I’ve gotten all three Monster cereals for my kids throughout the 2010s. I think still they taste all right, especially as kids’ cereals go. But: their flavor seems very muted from the way they tasted in the 1970s and 1980s. Today’s Franken Berry and Boo Berry kind of taste alike … kind of a vague hint of berry-ish flavor. Maybe? Count Chocula doesn’t really taste chocolatey anymore – it’s not bad, just not much chocolate going on.
To all folks who say the food tastes different to them now, and they attribute that to a change in the recipe: That’s NOT always the case. The sense of taste does change with age. Fortunately, or such delicious foods as aged cheeses, dark stouts, cocoa, coffee, pesto, asparagus, eggplant, olives, mushrooms, and cranberries would never appeal. And we’d still be eating mostly stuff like chicken fingers, plain burgers, mac & cheese, fries, pizza, white bread, and corn.
Seriously, if you find most commercial peanut butters too sweet/weird feeling, find yourself a jar of Smuckers. It’s available in most large grocery stores, and has the right ingredients list: Peanuts, Salt.
For the easiest stirring with minimal spilling of the oil, stir with a chopstick.
But to keep it the same consistency, keep stirring every time you serve yourself some.
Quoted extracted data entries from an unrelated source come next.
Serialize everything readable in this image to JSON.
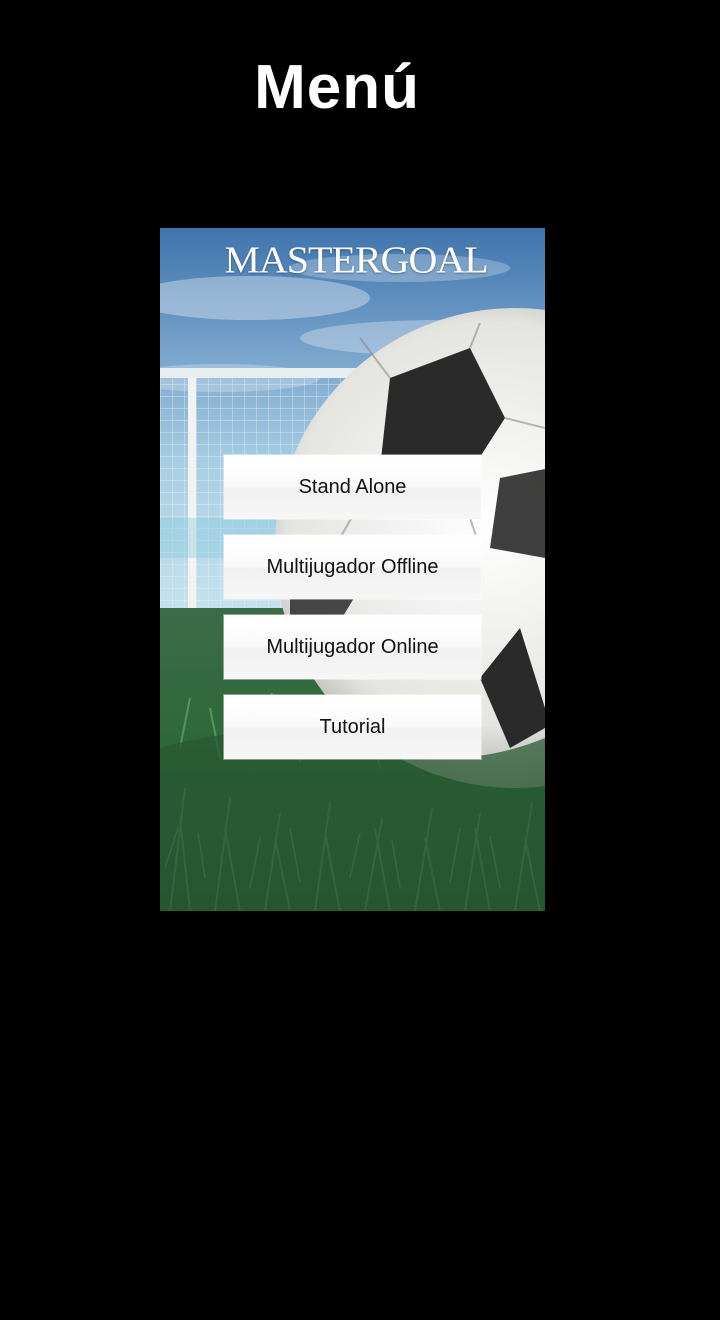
{
  "header": {
    "title": "Menú"
  },
  "panel": {
    "logo_text": "MASTERGOAL",
    "background_image": "soccer-ball-goal-grass"
  },
  "menu": {
    "buttons": [
      {
        "label": "Stand Alone"
      },
      {
        "label": "Multijugador Offline"
      },
      {
        "label": "Multijugador Online"
      },
      {
        "label": "Tutorial"
      }
    ]
  },
  "colors": {
    "page_background": "#000000",
    "title_color": "#ffffff",
    "button_background": "#f6f6f6",
    "button_text": "#111111"
  }
}
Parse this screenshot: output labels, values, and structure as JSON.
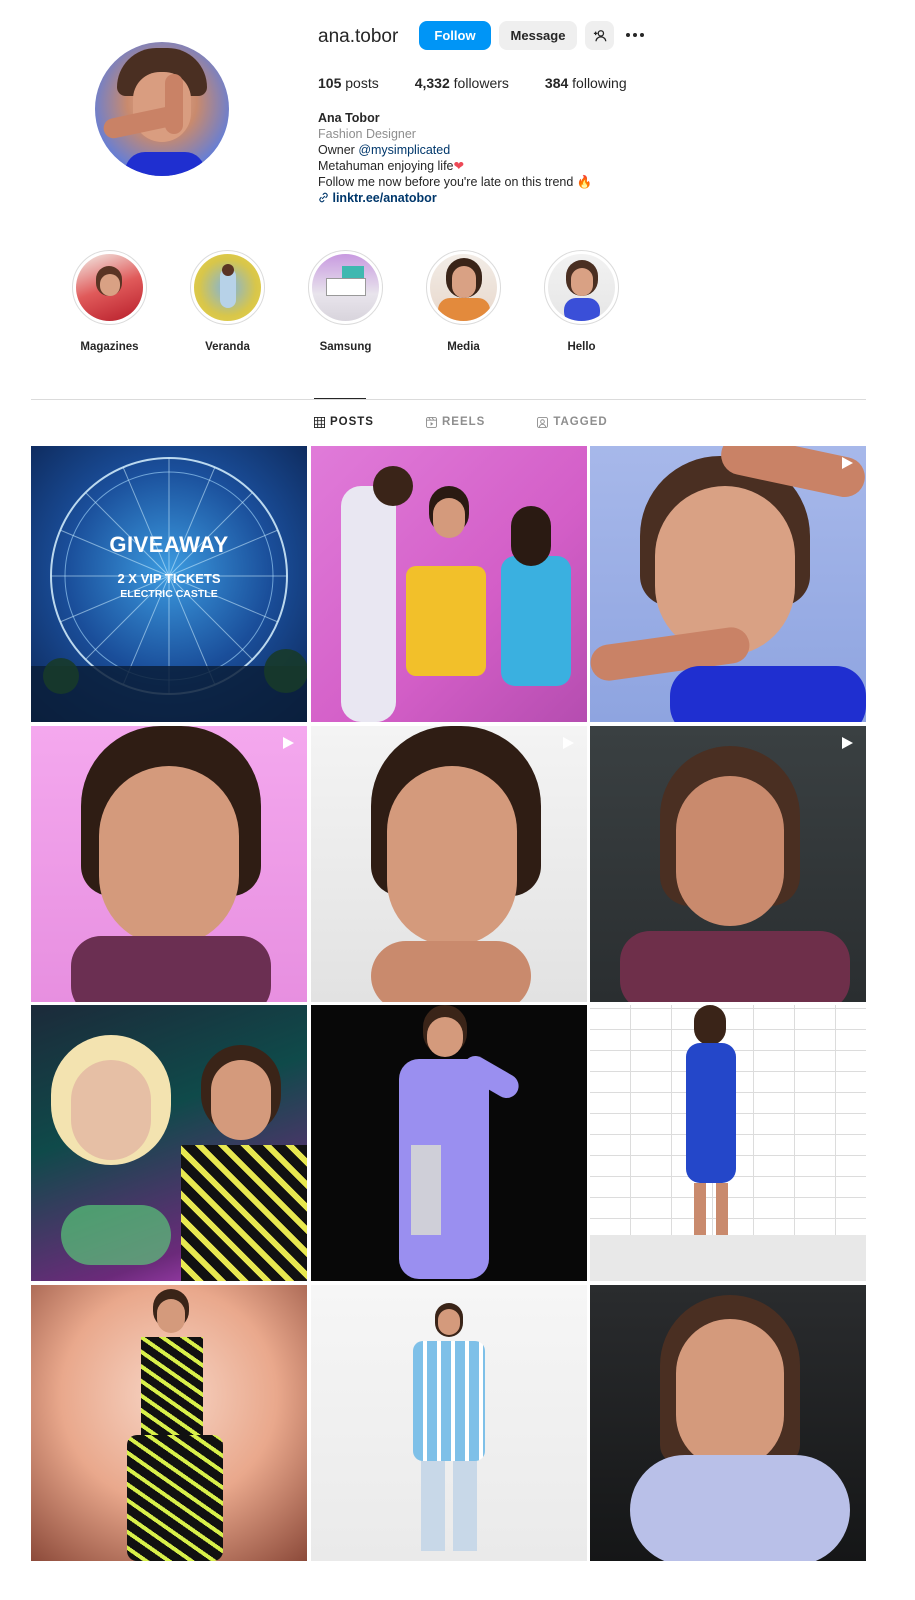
{
  "profile": {
    "username": "ana.tobor",
    "follow_label": "Follow",
    "message_label": "Message",
    "add_icon": "person-add-icon",
    "more_icon": "more-horizontal-icon"
  },
  "stats": {
    "posts_count": "105",
    "posts_label": "posts",
    "followers_count": "4,332",
    "followers_label": "followers",
    "following_count": "384",
    "following_label": "following"
  },
  "bio": {
    "name": "Ana Tobor",
    "category": "Fashion Designer",
    "owner_prefix": "Owner",
    "mention": "@mysimplicated",
    "line2": "Metahuman enjoying life",
    "line3": "Follow me now before you're late on this trend",
    "link": "linktr.ee/anatobor",
    "heart_emoji": "❤",
    "fire_emoji": "🔥"
  },
  "highlights": [
    {
      "label": "Magazines",
      "color": "#d44a4a"
    },
    {
      "label": "Veranda",
      "color": "#e8d24a"
    },
    {
      "label": "Samsung",
      "color": "#b77ed1"
    },
    {
      "label": "Media",
      "color": "#e39a60"
    },
    {
      "label": "Hello",
      "color": "#dcdcdc"
    }
  ],
  "tabs": {
    "posts": "POSTS",
    "reels": "REELS",
    "tagged": "TAGGED"
  },
  "posts": {
    "giveaway_title": "GIVEAWAY",
    "giveaway_sub1": "2 X VIP TICKETS",
    "giveaway_sub2": "ELECTRIC CASTLE"
  },
  "colors": {
    "accent": "#0095f6",
    "link": "#00376b"
  }
}
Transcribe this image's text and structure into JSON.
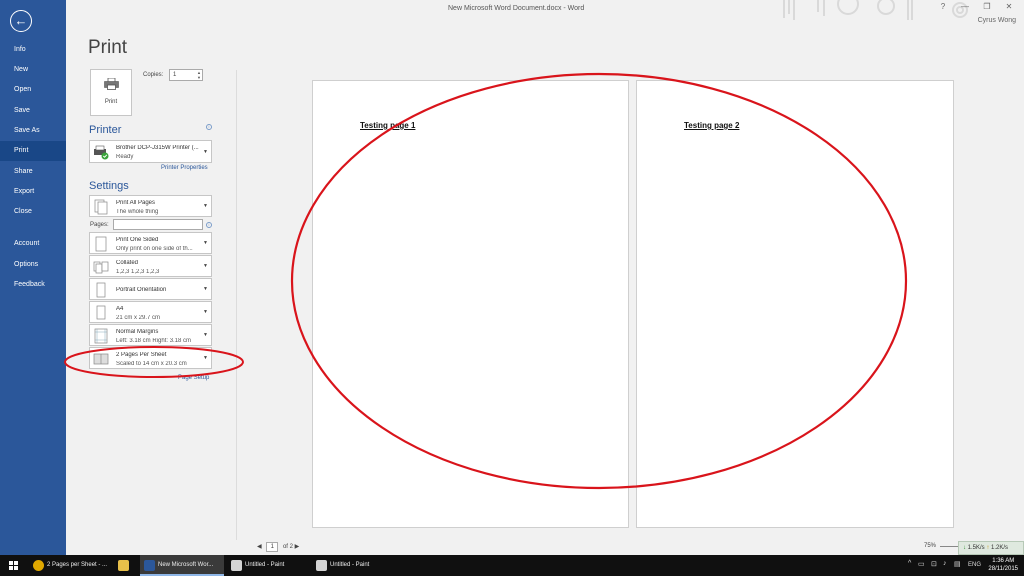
{
  "window": {
    "title": "New Microsoft Word Document.docx - Word",
    "user": "Cyrus Wong",
    "controls": [
      "?",
      "—",
      "❐",
      "✕"
    ]
  },
  "nav": {
    "items": [
      {
        "label": "Info",
        "active": false
      },
      {
        "label": "New",
        "active": false
      },
      {
        "label": "Open",
        "active": false
      },
      {
        "label": "Save",
        "active": false
      },
      {
        "label": "Save As",
        "active": false
      },
      {
        "label": "Print",
        "active": true
      },
      {
        "label": "Share",
        "active": false
      },
      {
        "label": "Export",
        "active": false
      },
      {
        "label": "Close",
        "active": false
      },
      {
        "label": "Account",
        "active": false
      },
      {
        "label": "Options",
        "active": false
      },
      {
        "label": "Feedback",
        "active": false
      }
    ]
  },
  "print": {
    "heading": "Print",
    "button_label": "Print",
    "copies_label": "Copies:",
    "copies_value": "1"
  },
  "printer": {
    "title": "Printer",
    "name": "Brother DCP-J315W Printer (...",
    "status": "Ready",
    "properties_link": "Printer Properties"
  },
  "settings": {
    "title": "Settings",
    "pages_label": "Pages:",
    "page_setup_link": "Page Setup",
    "options": [
      {
        "line1": "Print All Pages",
        "line2": "The whole thing"
      },
      {
        "line1": "Print One Sided",
        "line2": "Only print on one side of th..."
      },
      {
        "line1": "Collated",
        "line2": "1,2,3    1,2,3    1,2,3"
      },
      {
        "line1": "Portrait Orientation",
        "line2": ""
      },
      {
        "line1": "A4",
        "line2": "21 cm x 29.7 cm"
      },
      {
        "line1": "Normal Margins",
        "line2": "Left: 3.18 cm    Right: 3.18 cm"
      },
      {
        "line1": "2 Pages Per Sheet",
        "line2": "Scaled to 14 cm x 20.3 cm"
      }
    ]
  },
  "preview": {
    "pages": [
      {
        "text": "Testing page 1"
      },
      {
        "text": "Testing page 2"
      }
    ],
    "current_page": "1",
    "of_text": "of 2",
    "zoom": "75%"
  },
  "network": {
    "down": "1.5K/s",
    "up": "1.2K/s"
  },
  "taskbar": {
    "items": [
      {
        "label": "2 Pages per Sheet - ...",
        "icon": "chrome-icon",
        "color": "#e0a800",
        "active": false
      },
      {
        "label": "",
        "icon": "file-explorer-icon",
        "color": "#e8c04a",
        "active": false
      },
      {
        "label": "New Microsoft Wor...",
        "icon": "word-icon",
        "color": "#2b579a",
        "active": true
      },
      {
        "label": "Untitled - Paint",
        "icon": "paint-icon",
        "color": "#d4d4d4",
        "active": false
      },
      {
        "label": "Untitled - Paint",
        "icon": "paint-icon",
        "color": "#d4d4d4",
        "active": false
      }
    ],
    "language": "ENG",
    "time": "1:36 AM",
    "date": "28/11/2015"
  },
  "colors": {
    "word_blue": "#2b579a",
    "annotation_red": "#d9141b"
  }
}
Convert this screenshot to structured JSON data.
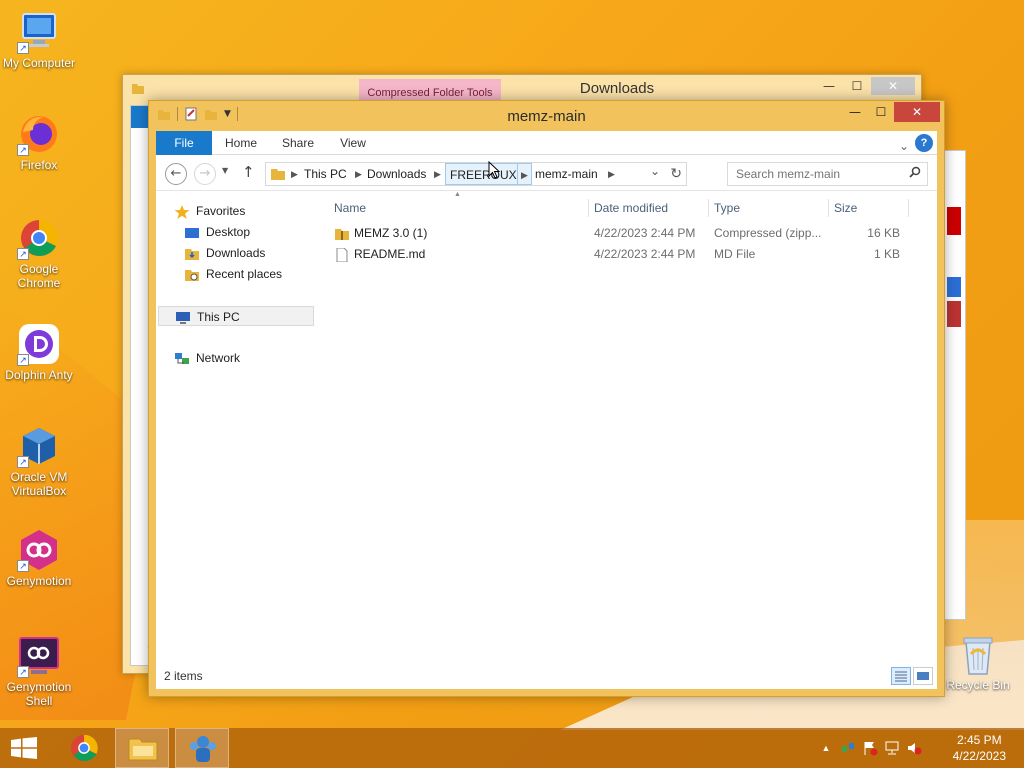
{
  "desktop": {
    "icons": [
      {
        "label": "My Computer"
      },
      {
        "label": "Firefox"
      },
      {
        "label": "Google Chrome"
      },
      {
        "label": "Dolphin Anty"
      },
      {
        "label": "Oracle VM VirtualBox"
      },
      {
        "label": "Genymotion"
      },
      {
        "label": "Genymotion Shell"
      }
    ],
    "recycle_bin": "Recycle Bin"
  },
  "background_window": {
    "title": "Downloads",
    "context_tab": "Compressed Folder Tools",
    "side_text": "1"
  },
  "window": {
    "title": "memz-main",
    "ribbon_tabs": [
      "File",
      "Home",
      "Share",
      "View"
    ],
    "breadcrumb": [
      "This PC",
      "Downloads",
      "FREEROUX",
      "memz-main"
    ],
    "search_placeholder": "Search memz-main",
    "nav": {
      "favorites": "Favorites",
      "desktop": "Desktop",
      "downloads": "Downloads",
      "recent": "Recent places",
      "this_pc": "This PC",
      "network": "Network"
    },
    "columns": [
      "Name",
      "Date modified",
      "Type",
      "Size"
    ],
    "files": [
      {
        "name": "MEMZ 3.0 (1)",
        "date": "4/22/2023 2:44 PM",
        "type": "Compressed (zipp...",
        "size": "16 KB"
      },
      {
        "name": "README.md",
        "date": "4/22/2023 2:44 PM",
        "type": "MD File",
        "size": "1 KB"
      }
    ],
    "status": "2 items"
  },
  "taskbar": {
    "time": "2:45 PM",
    "date": "4/22/2023"
  },
  "colors": {
    "window_frame": "#f2c35c",
    "file_tab": "#1979ca",
    "close_button": "#c9463d",
    "context_tab": "#f4b6c9"
  }
}
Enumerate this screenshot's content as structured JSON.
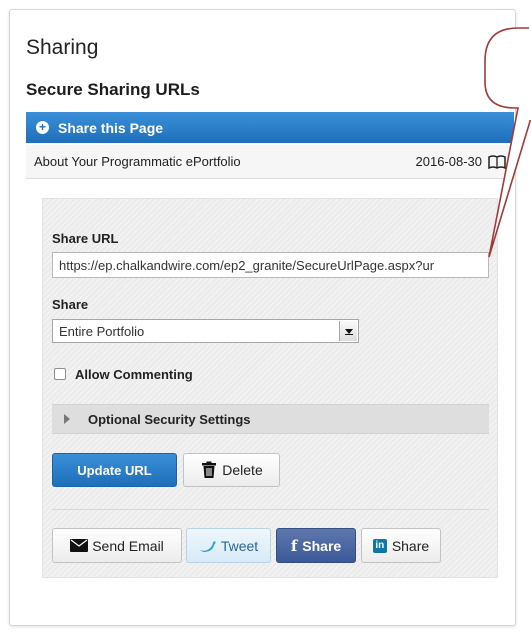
{
  "header": {
    "title": "Sharing",
    "subtitle": "Secure Sharing URLs",
    "share_page_label": "Share this Page"
  },
  "url_item": {
    "name": "About Your Programmatic ePortfolio",
    "date": "2016-08-30"
  },
  "form": {
    "share_url_label": "Share URL",
    "share_url_value": "https://ep.chalkandwire.com/ep2_granite/SecureUrlPage.aspx?ur",
    "share_label": "Share",
    "share_selected": "Entire Portfolio",
    "allow_commenting_label": "Allow Commenting",
    "allow_commenting_checked": false,
    "optional_security_label": "Optional Security Settings"
  },
  "actions": {
    "update_label": "Update URL",
    "delete_label": "Delete"
  },
  "social": {
    "email_label": "Send Email",
    "tweet_label": "Tweet",
    "facebook_label": "Share",
    "linkedin_label": "Share"
  },
  "colors": {
    "accent_blue": "#1f6fba",
    "facebook_blue": "#3b5998",
    "linkedin_blue": "#0e76a8",
    "callout_border": "#a23a3a"
  }
}
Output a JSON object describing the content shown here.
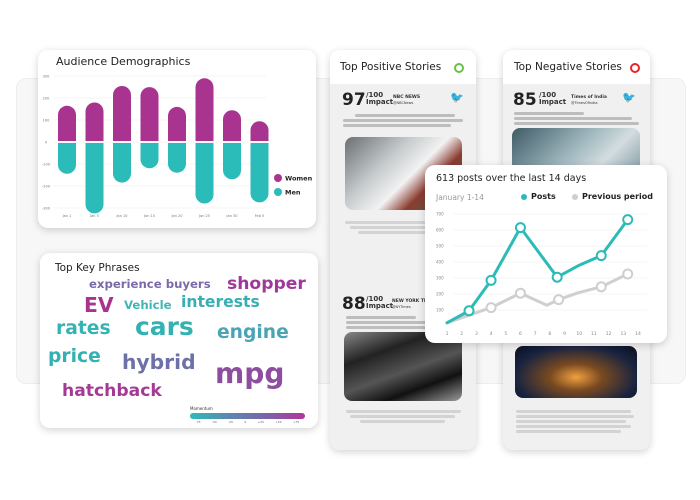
{
  "demographics": {
    "title": "Audience Demographics",
    "chart_data": {
      "type": "bar",
      "categories": [
        "Jan 1",
        "Jan 5",
        "Jan 10",
        "Jan 15",
        "Jan 20",
        "Jan 25",
        "Jan 30",
        "Feb 5"
      ],
      "series": [
        {
          "name": "Women",
          "color": "#a8348f",
          "values": [
            160,
            175,
            250,
            245,
            155,
            285,
            140,
            90
          ]
        },
        {
          "name": "Men",
          "color": "#2bbbb8",
          "values": [
            -140,
            -320,
            -180,
            -115,
            -135,
            -275,
            -165,
            -270
          ]
        }
      ],
      "yticks": [
        "300",
        "200",
        "100",
        "0",
        "-100",
        "-200",
        "-300"
      ],
      "ylim": [
        -300,
        300
      ],
      "legend": "right",
      "grid": true
    }
  },
  "key_phrases": {
    "title": "Top Key Phrases",
    "words": [
      {
        "text": "experience buyers",
        "color": "#7b6aa8"
      },
      {
        "text": "shopper",
        "color": "#a0389a"
      },
      {
        "text": "EV",
        "color": "#a8348f"
      },
      {
        "text": "Vehicle",
        "color": "#3fb6b5"
      },
      {
        "text": "interests",
        "color": "#3aaeb2"
      },
      {
        "text": "rates",
        "color": "#33b3b3"
      },
      {
        "text": "cars",
        "color": "#34b2b3"
      },
      {
        "text": "engine",
        "color": "#4aa4b3"
      },
      {
        "text": "price",
        "color": "#33b0b3"
      },
      {
        "text": "hybrid",
        "color": "#6e70a8"
      },
      {
        "text": "mpg",
        "color": "#8d4e9f"
      },
      {
        "text": "hatchback",
        "color": "#a43a94"
      }
    ],
    "momentum": {
      "label": "Momentum",
      "ticks": [
        "-75",
        "-50",
        "-25",
        "0",
        "+25",
        "+50",
        "+75"
      ]
    }
  },
  "positive": {
    "title": "Top Positive Stories",
    "indicator_color": "#6cc04a",
    "stories": [
      {
        "score": "97",
        "per": "/100",
        "impact": "Impact",
        "source": "NBC NEWS",
        "handle": "@NBCNews",
        "icon": "twitter-icon"
      },
      {
        "score": "88",
        "per": "/100",
        "impact": "Impact",
        "source": "NEW YORK TIMES",
        "handle": "@NYTimes"
      }
    ]
  },
  "negative": {
    "title": "Top Negative Stories",
    "indicator_color": "#e8262b",
    "stories": [
      {
        "score": "85",
        "per": "/100",
        "impact": "Impact",
        "source": "Times of India",
        "handle": "@TimesOfIndia",
        "icon": "twitter-icon"
      }
    ]
  },
  "posts": {
    "title": "613 posts over the last 14 days",
    "range": "January 1-14",
    "chart_data": {
      "type": "line",
      "x_ticks": [
        "1",
        "2",
        "3",
        "4",
        "5",
        "6",
        "7",
        "8",
        "9",
        "10",
        "11",
        "12",
        "13",
        "14"
      ],
      "y_ticks": [
        "700",
        "600",
        "500",
        "400",
        "300",
        "200",
        "100"
      ],
      "ylim": [
        0,
        700
      ],
      "xlim": [
        1,
        14
      ],
      "legend": "top",
      "grid": true,
      "series": [
        {
          "name": "Posts",
          "color": "#2bbbb8",
          "points": [
            [
              1,
              20
            ],
            [
              2.5,
              95
            ],
            [
              4,
              285
            ],
            [
              6,
              615
            ],
            [
              8.5,
              305
            ],
            [
              10,
              380
            ],
            [
              11.5,
              440
            ],
            [
              13.3,
              665
            ]
          ],
          "markers": [
            1,
            2,
            3,
            4,
            6,
            7
          ]
        },
        {
          "name": "Previous period",
          "color": "#cfcfcf",
          "points": [
            [
              1,
              20
            ],
            [
              4,
              115
            ],
            [
              6,
              205
            ],
            [
              7.8,
              130
            ],
            [
              8.6,
              165
            ],
            [
              10,
              210
            ],
            [
              11.5,
              245
            ],
            [
              13.3,
              325
            ]
          ],
          "markers": [
            1,
            2,
            4,
            6,
            7
          ]
        }
      ]
    }
  }
}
Otherwise it’ll get weird and dry toward the end of the jar.
Interestingly, in his new book, Moss describes an experiment. Children and adults were given a standardized glass of water (volume not specified) and allowed to add as much sugar as they wished to make it maximally delicious.
Children added an average of eleven teaspoons of sugar which was sweeter than most soda. This was more than twice as much as the average adult addition. Older people crave less sweetness, an observation both interesting and startlingly obvious. Seinfeld has a great bit on remembering when you first learned about trick or treating.
I vividly recall enjoying the taste of pure table sugar. I’d scoop some onto a teaspoon and get a pair of decent mouthfuls out of it. Kind of like unflavored Pixie Sticks, or Lik-M-Aid (Remember this? Same candy, older packaging).
As noted above, I’d also spread sugar right on top of white bread, no butter or nothing.
These days, fast-forwarding 40-something years?
Very occasionally, I will shove down a quick spoonful of sugar as a hiccup remedy (it works because of the granular texture). It’s not exactly unpleasant, but it’s certainly not something I’d ever otherwise do for the taste of it.
Has anyone mentioned cotton candy?
Not yet, I don’t think. But this gives me the opportunity to talk about the time I sweetened my coffee with cotton candy when the office was out of sugar.
It did not go well.
For a while when I was a kid, whenever we went out to a restaurant I’d steal a bunch of sugar packets from the table, and dump the sugar into my mouth during the drive home as “dessert”.
My brother and I used to eat the sugar which had always spilled out of torn bags on the supermarket shelf.
I can’t recall a single childhood favorite I would turn my nose up at now. I was a pasta fiend early on, and nothing has changed. The reverse is certainly true - I like spicy foods that I would’ve been loath to eat then.
I recall watching in stupefied horror as my grandfather ate gefilte fish. There is no way even as an adult that I would consume a product that resembles turds of a severely anemic person.
As a child, I suspect you made Wednesday Addams look perfectly normal.